I write at the end of a week spent in Brussels – at work mostly on the Balkans, Ukraine and the Middle East.
My week started with the Association Council with Ukraine: together with Prime Minister Volodymyr Groysman, we talked about the situation in Crimea and the Sea of Azov, but also about the economic and anti-corruption reforms that the government is carrying on with the European Union’s support. Here is the press conference after the meeting, here is the press release.
Then, a series of meetings with our partners in the Balkans. On Wednesday I hosted an informal lunch with the six leaders from the region: we discussed the work ahead to consolidate their path towards the European Union. They all confirmed their support to last summer’s agreement between Greece and the future Northern Macedonia, and to the negotiations between Belgrade and Pristina. I also met separately with Skopje’s Prime Minister Zoran Zaev, Montenegro’s President Milo Dukanovic, Kosovo’s Prime Minister Ramush Haradinaj for the Association Council with Kosovo (press release here, and here is the statement on Pristina’s decision to change the Kosovo Security Forces’ mandate), and Serbian Prime Minister Ana Brnabic for the Association Council with Serbia (press conference here).

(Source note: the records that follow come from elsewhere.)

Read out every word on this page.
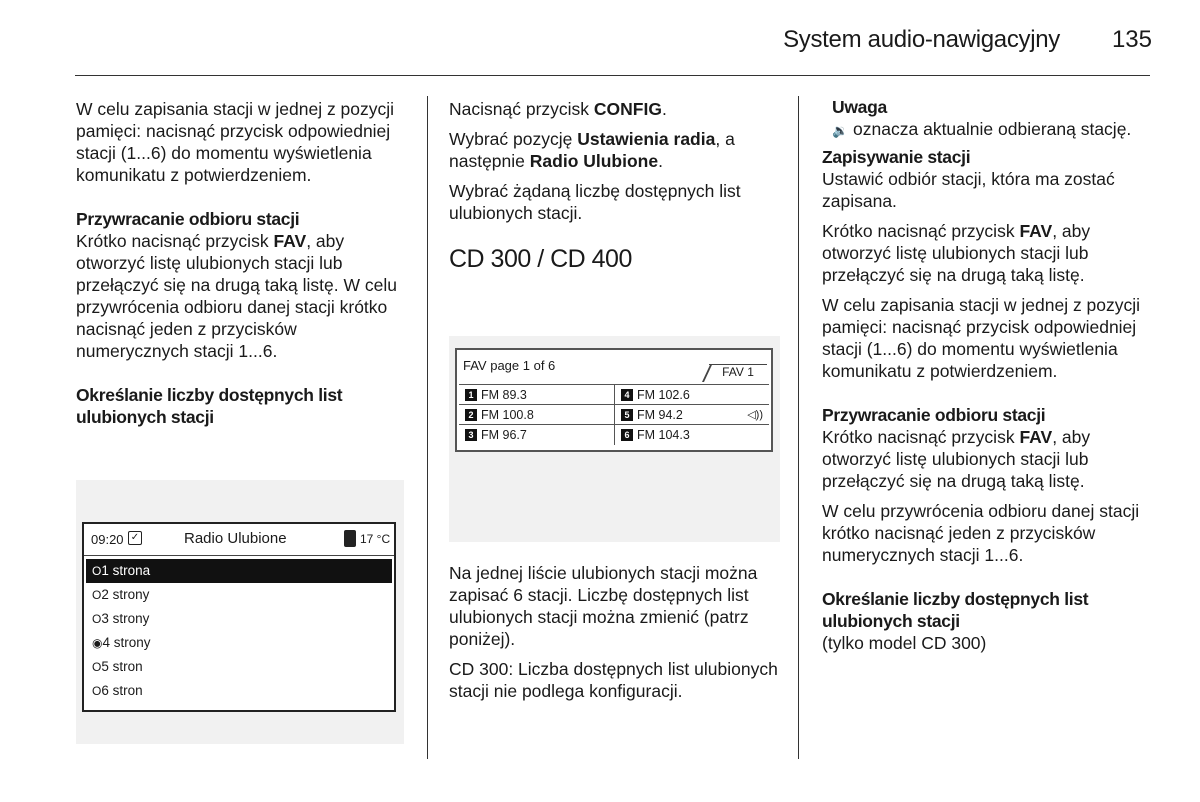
System audio-nawigacyjny 135

W celu zapisania stacji w jednej z pozycji pamięci: nacisnąć przycisk odpowiedniej stacji (1...6) do momentu wyświetlenia komunikatu z potwierdzeniem.

Przywracanie odbioru stacji

Krótko nacisnąć przycisk FAV, aby otworzyć listę ulubionych stacji lub przełączyć się na drugą taką listę. W celu przywrócenia odbioru danej stacji krótko nacisnąć jeden z przycisków numerycznych stacji 1...6.

Określanie liczby dostępnych list ulubionych stacji
09:20 ✓	Radio Ulubione	17 °C
O1 strona
O2 strony
O3 strony
◉4 strony
O5 stron
O6 stron

Nacisnąć przycisk CONFIG.

Wybrać pozycję Ustawienia radia, a następnie Radio Ulubione.

Wybrać żądaną liczbę dostępnych list ulubionych stacji.

CD 300 / CD 400
FAV page 1 of 6	FAV 1
1 FM 89.3	4 FM 102.6
2 FM 100.8	5 FM 94.2	◁))
3 FM 96.7	6 FM 104.3

Na jednej liście ulubionych stacji można zapisać 6 stacji. Liczbę dostępnych list ulubionych stacji można zmienić (patrz poniżej).

CD 300: Liczba dostępnych list ulubionych stacji nie podlega konfiguracji.

Uwaga

🔉 oznacza aktualnie odbieraną stację.

Zapisywanie stacji

Ustawić odbiór stacji, która ma zostać zapisana.

Krótko nacisnąć przycisk FAV, aby otworzyć listę ulubionych stacji lub przełączyć się na drugą taką listę.

W celu zapisania stacji w jednej z pozycji pamięci: nacisnąć przycisk odpowiedniej stacji (1...6) do momentu wyświetlenia komunikatu z potwierdzeniem.

Przywracanie odbioru stacji

Krótko nacisnąć przycisk FAV, aby otworzyć listę ulubionych stacji lub przełączyć się na drugą taką listę.

W celu przywrócenia odbioru danej stacji krótko nacisnąć jeden z przycisków numerycznych stacji 1...6.

Określanie liczby dostępnych list ulubionych stacji

(tylko model CD 300)
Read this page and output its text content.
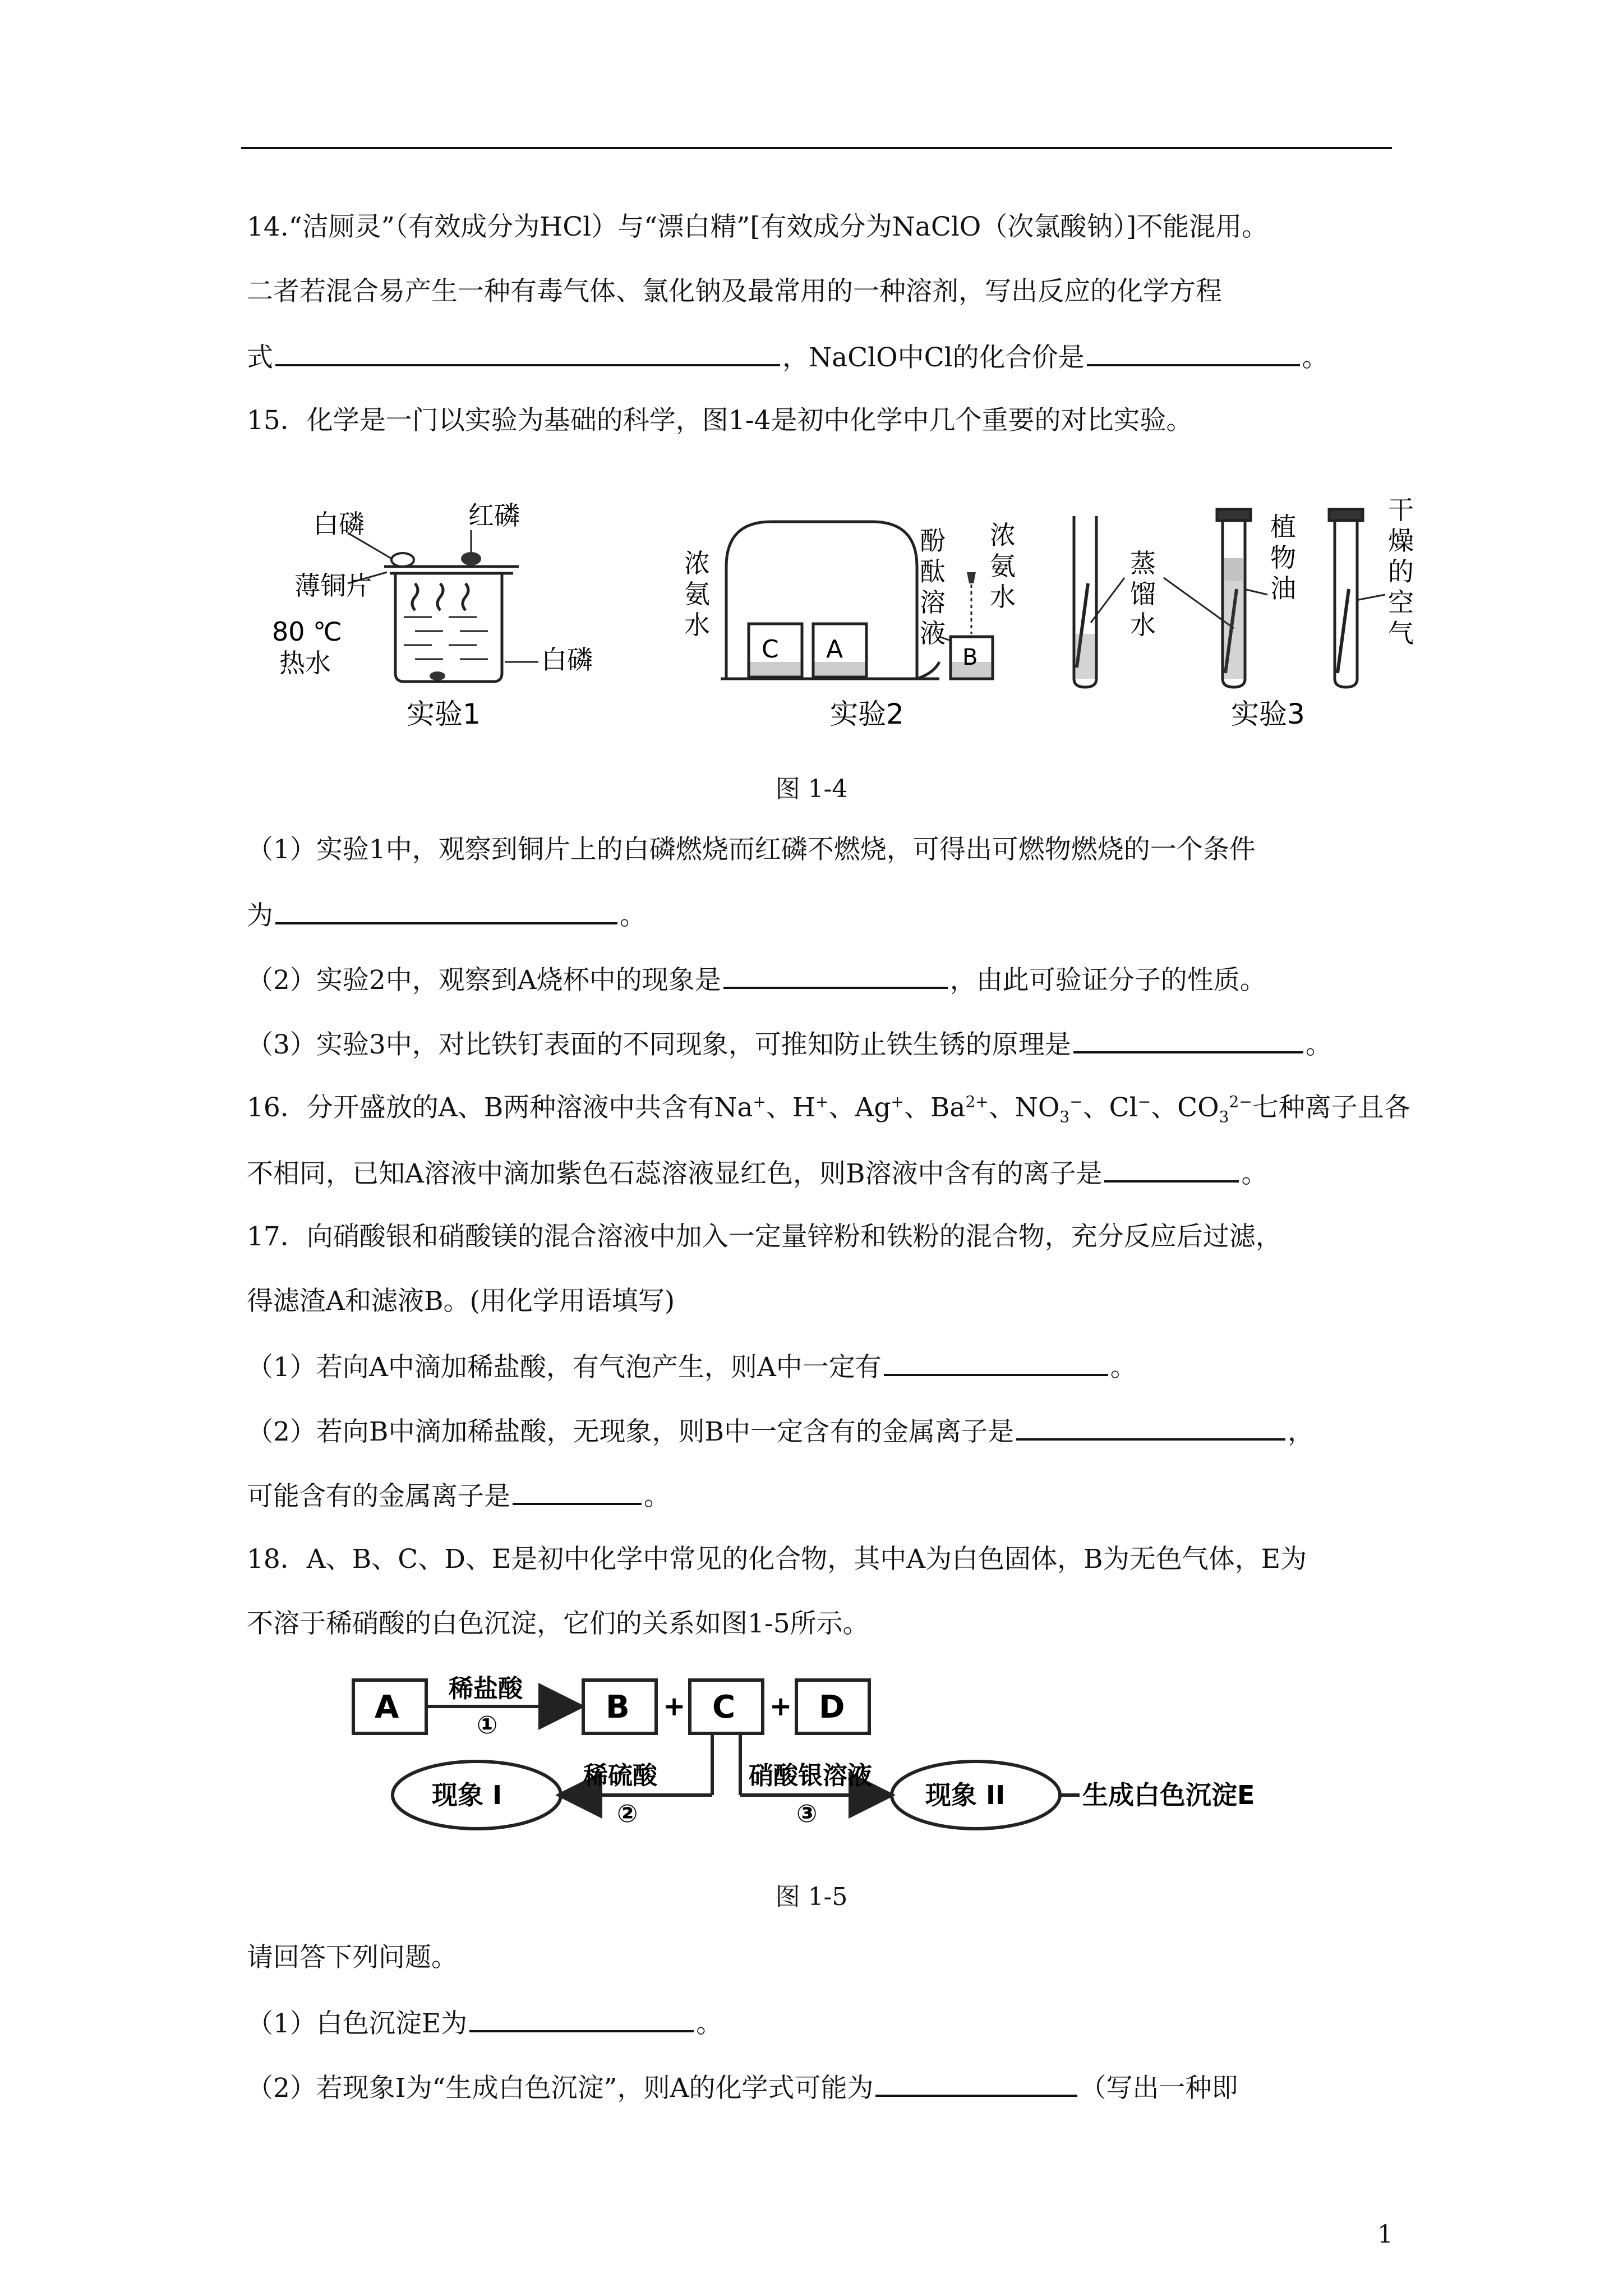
14.“洁厕灵”（有效成分为HCl）与“漂白精”[有效成分为NaClO（次氯酸钠）]不能混用。
二者若混合易产生一种有毒气体、氯化钠及最常用的一种溶剂，写出反应的化学方程
式	，NaClO中Cl的化合价是	。
15．化学是一门以实验为基础的科学，图1-4是初中化学中几个重要的对比实验。
白磷	红磷
薄铜片
80 ℃
热水	白磷
实验1
C A	B
浓氨水
酚酞溶液
浓氨水
实验2
蒸馏水
植物油
干燥的空气
实验3
图 1-4
（1）实验1中，观察到铜片上的白磷燃烧而红磷不燃烧，可得出可燃物燃烧的一个条件
为	。
（2）实验2中，观察到A烧杯中的现象是	，由此可验证分子的性质。
（3）实验3中，对比铁钉表面的不同现象，可推知防止铁生锈的原理是	。
16．分开盛放的A、B两种溶液中共含有Na+、H+、Ag+、$Ba^{2+}$、$NO_3^-$、Cl−、$CO_3^{2-}$七种离子且各
不相同，已知A溶液中滴加紫色石蕊溶液显红色，则B溶液中含有的离子是	。
17．向硝酸银和硝酸镁的混合溶液中加入一定量锌粉和铁粉的混合物，充分反应后过滤，
得滤渣A和滤液B。(用化学用语填写)
（1）若向A中滴加稀盐酸，有气泡产生，则A中一定有	。
（2）若向B中滴加稀盐酸，无现象，则B中一定含有的金属离子是	，
可能含有的金属离子是	。
18．A、B、C、D、E是初中化学中常见的化合物，其中A为白色固体，B为无色气体，E为
不溶于稀硝酸的白色沉淀，它们的关系如图1-5所示。
A	B	C	D
+	+
稀盐酸
①
稀硫酸
②
硝酸银溶液
③
现象 I	现象 II	生成白色沉淀E
图 1-5
请回答下列问题。
（1）白色沉淀E为	。
（2）若现象I为“生成白色沉淀”，则A的化学式可能为	（写出一种即
1
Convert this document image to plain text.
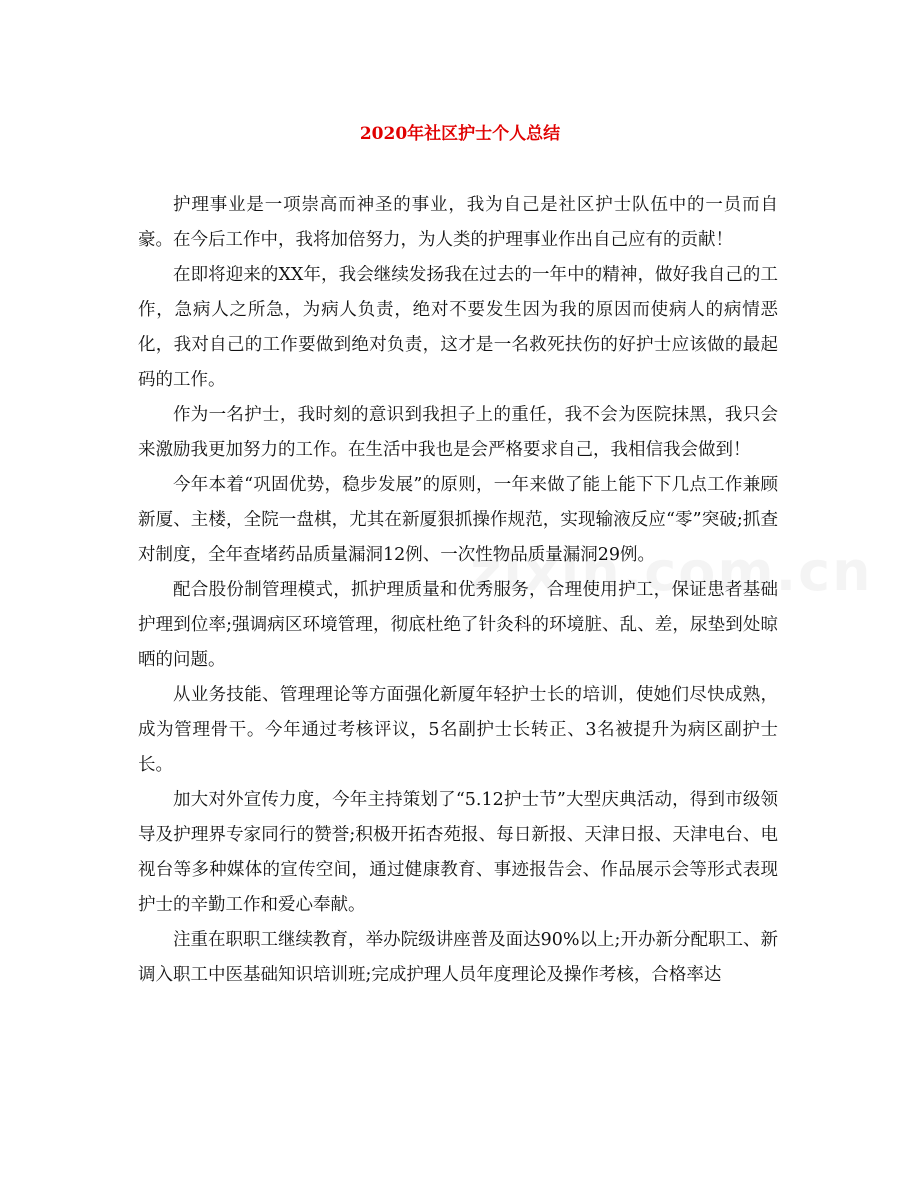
2020年社区护士个人总结

护理事业是一项崇高而神圣的事业，我为自己是社区护士队伍中的一员而自豪。在今后工作中，我将加倍努力，为人类的护理事业作出自己应有的贡献！

在即将迎来的XX年，我会继续发扬我在过去的一年中的精神，做好我自己的工作，急病人之所急，为病人负责，绝对不要发生因为我的原因而使病人的病情恶化，我对自己的工作要做到绝对负责，这才是一名救死扶伤的好护士应该做的最起码的工作。

作为一名护士，我时刻的意识到我担子上的重任，我不会为医院抹黑，我只会来激励我更加努力的工作。在生活中我也是会严格要求自己，我相信我会做到！

今年本着“巩固优势，稳步发展”的原则，一年来做了能上能下下几点工作兼顾新厦、主楼，全院一盘棋，尤其在新厦狠抓操作规范，实现输液反应“零”突破;抓查对制度，全年查堵药品质量漏洞12例、一次性物品质量漏洞29例。

配合股份制管理模式，抓护理质量和优秀服务，合理使用护工，保证患者基础护理到位率;强调病区环境管理，彻底杜绝了针灸科的环境脏、乱、差，尿垫到处晾晒的问题。

从业务技能、管理理论等方面强化新厦年轻护士长的培训，使她们尽快成熟，成为管理骨干。今年通过考核评议，5名副护士长转正、3名被提升为病区副护士长。

加大对外宣传力度，今年主持策划了“5.12护士节”大型庆典活动，得到市级领导及护理界专家同行的赞誉;积极开拓杏苑报、每日新报、天津日报、天津电台、电视台等多种媒体的宣传空间，通过健康教育、事迹报告会、作品展示会等形式表现护士的辛勤工作和爱心奉献。

注重在职职工继续教育，举办院级讲座普及面达90%以上;开办新分配职工、新调入职工中医基础知识培训班;完成护理人员年度理论及操作考核，合格率达
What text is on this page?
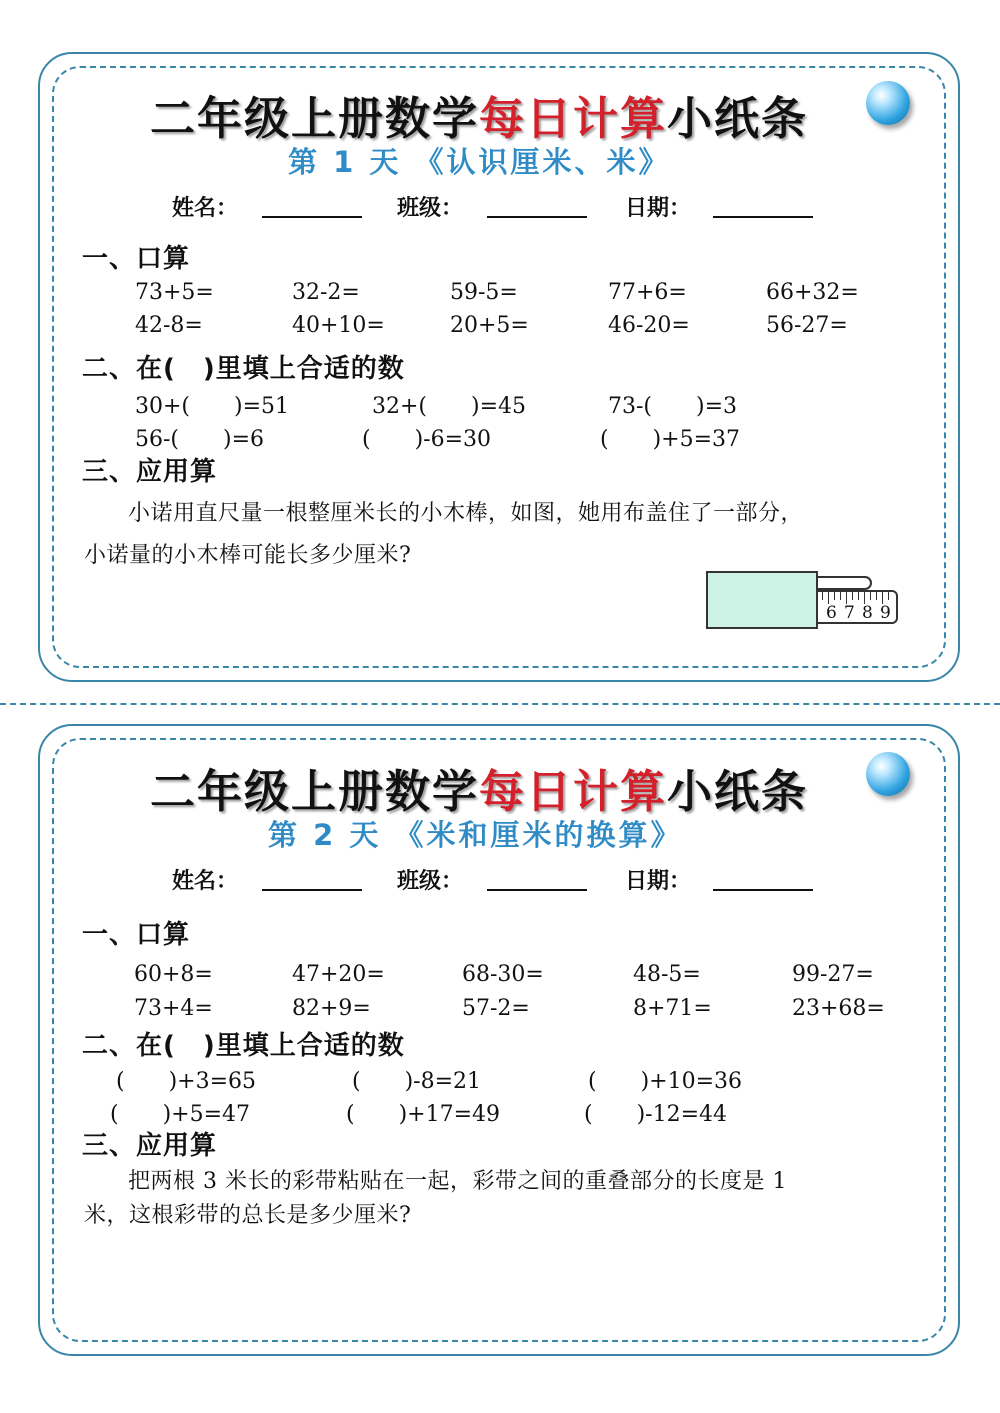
二年级上册数学每日计算小纸条
第 1 天 《认识厘米、米》
姓名：	班级：	日期：
一、口算
73+5=	32-2=	59-5=	77+6=	66+32=
42-8=	40+10=	20+5=	46-20=	56-27=
二、在(　)里填上合适的数
30+(　　)=51	32+(　　)=45	73-(　　)=3
56-(　　)=6	(　　)-6=30	(　　)+5=37
三、应用算
小诺用直尺量一根整厘米长的小木棒，如图，她用布盖住了一部分，
小诺量的小木棒可能长多少厘米?
6 7 8 9
二年级上册数学每日计算小纸条
第 2 天 《米和厘米的换算》
姓名：	班级：	日期：
一、口算
60+8=	47+20=	68-30=	48-5=	99-27=
73+4=	82+9=	57-2=	8+71=	23+68=
二、在(　)里填上合适的数
(　　)+3=65	(　　)-8=21	(　　)+10=36
(　　)+5=47	(　　)+17=49	(　　)-12=44
三、应用算
把两根 3 米长的彩带粘贴在一起，彩带之间的重叠部分的长度是 1
米，这根彩带的总长是多少厘米?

On Thursday I chaired the Association Council with Egypt – this is the press conference with Foreign Minister Sameh Shoukri: we discussed cooperation among our countries, but also – and mainly – the situation in the region, in particular tensions in Israel and Palestine. It is a delicate moment for the Middle East: on the one hand, the attempts to bring an end to the war in Yemen (here is my statement on the agreement reached in Stockholm for a ceasefire and an exchange of prisoners); on the other hand, the new phase of the Syrian conflict – and here is how I commented on the possible new Turkish offensive in the north-east of the country.
Two other important things: on Tuesday I opened the annual conference on non-proliferation and disarmament, organised by a consortium of European think-tanks working on these issues. In this moment in time, there is a return to the temptation of new arms races and to the illusion that more weapons bring more security. But in today’s world – so chaotic and violent – the only way to guarantee European and global security is to invest in international agreements for non-proliferation and disarmament. Here is my speech.
On Wednesday I wished happy holidays, via video-conference, to all our civilian and military missions – European men and women in uniform, who work everyday for our security and for peace.